In particolare Mastella tramite i suoi legali, aveva fatto ricorso in Cassazione sostenendo la totale irregolarità (“abnormità”) della decisione con la quale il gup di Napoli, lo scorso 20 ottobre, aveva respinto la tesi della competenza del tribunale dei ministri ad esaminare la vicenda che riguarda l’ex guardasigilli senza informare il Senato di questa decisione. La difesa di Mastella sosteneva che la mancanza di comunicazione a Palazzo Madama era una procedura del tutto scorretta. In proposito la Cassazione fa presente che la Camera di appartenenza di un onorevole inquisito deve essere sempre informata del procedimento che riguarda uno dei suoi eletti solo quando il reato è di competenza del collegio dei ministri per via della sua natura ministeriale. Nessun obbligo di informazione è invece previsto – spiega la Cassazione – quando i reati commessi dall’onorevole sono di competenza dell’autorità giudiziaria ordinaria. Inoltre la Cassazione – a proposito di questa vicenda nella quale alcuni hanno visto similitudini con il caso Ruby per il quale è stato rinviato a giudizio il premier Silvio Berlusconi – sottolinea che “il potere di qualificazione del reato, anche con riferimento alla sua natura ministeriale o meno, spetta sempre all’autorità giudiziaria”.

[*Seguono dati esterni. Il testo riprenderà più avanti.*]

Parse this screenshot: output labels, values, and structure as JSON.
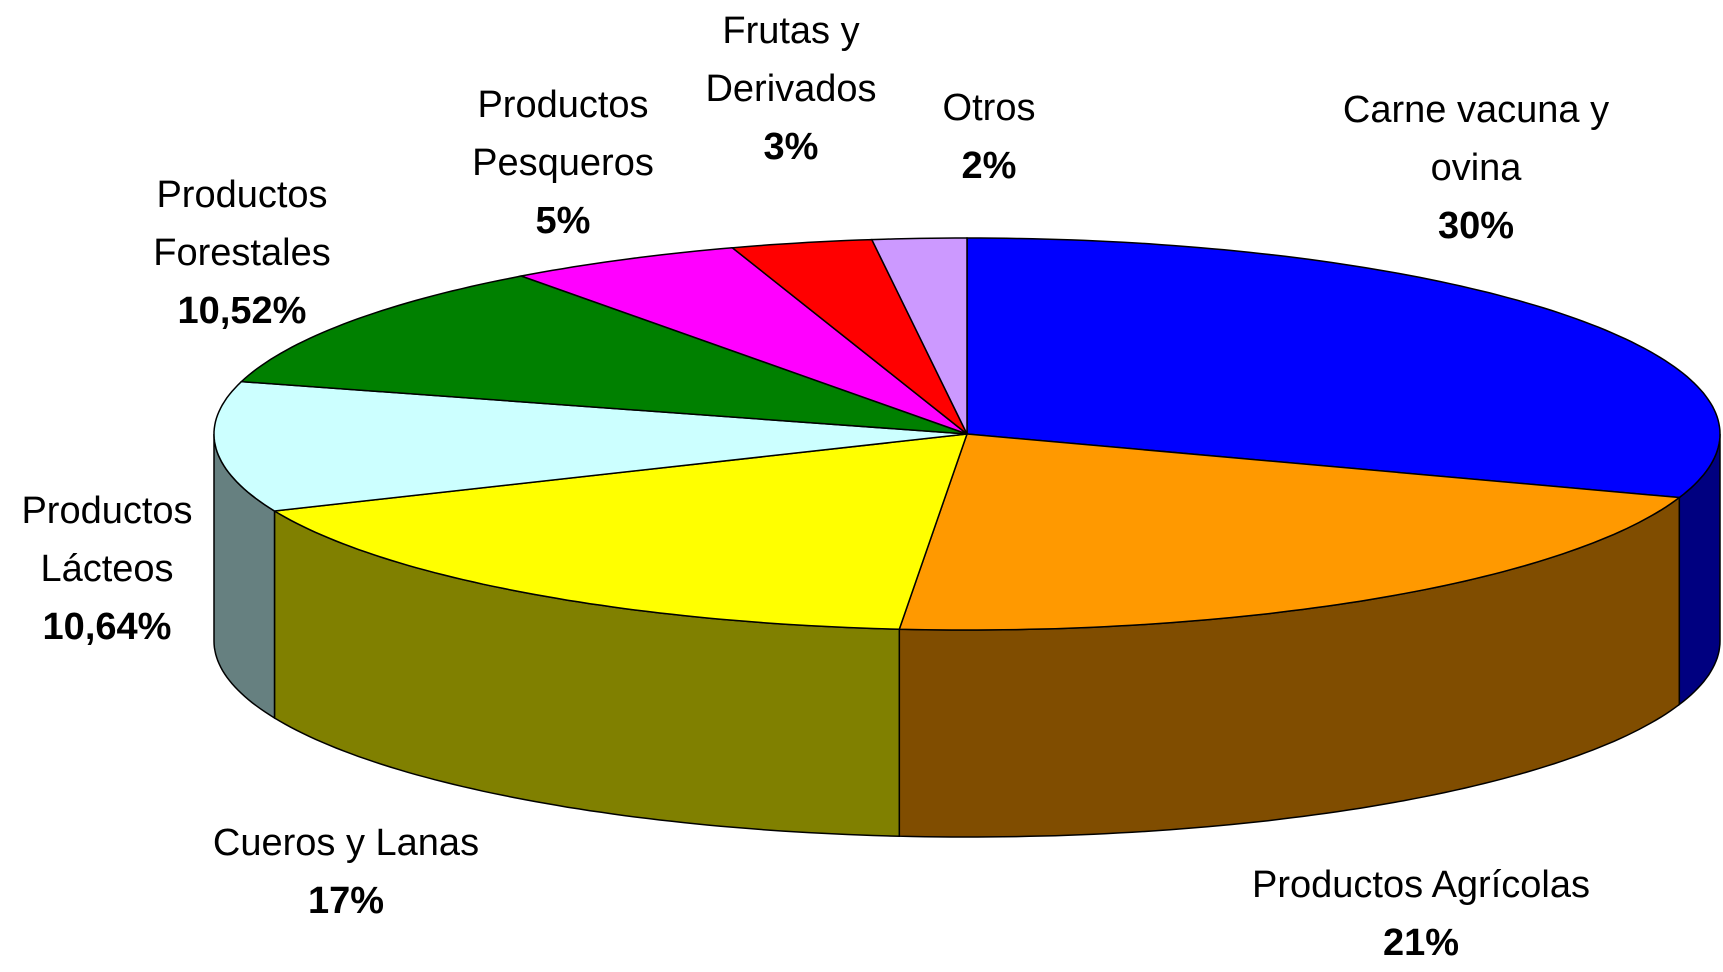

Per quanto riguarda il coinvolgimento del Parlamento, la Cassazione sottolinea che “deve avvenire per via istituzionale e in forma ufficiale solo nei casi in cui il tribunale dei ministri “sia investito della competenza a conoscere del reato”. Nelle altre ipotesi, nelle quali il procedimento contro l’onorevole prosegue dinnanzi al giudice ordinario, “la Camera competente non beneficia di alcuna informativa per via ufficiale, non potendosi comunque escludere che, ricorrendo nei presupposti, possa ricorrere allo strumento del conflitto di attribuzione, qualora si ritenga lesa nelle sue prerogative”. E’ quanto è accaduto proprio in questo caso, segnala la stessa Cassazione, nel quale il Senato si è attivato autonomamente ricorrendo alla Corte costituzionale dopo aver richiesto gli atti all’autorità giudiziaria e contestando gli atti compiuti dalla Procura e dal gup del tribunale di Napoli. L’udienza era fissata alla consulta lo scorso 9 marzo.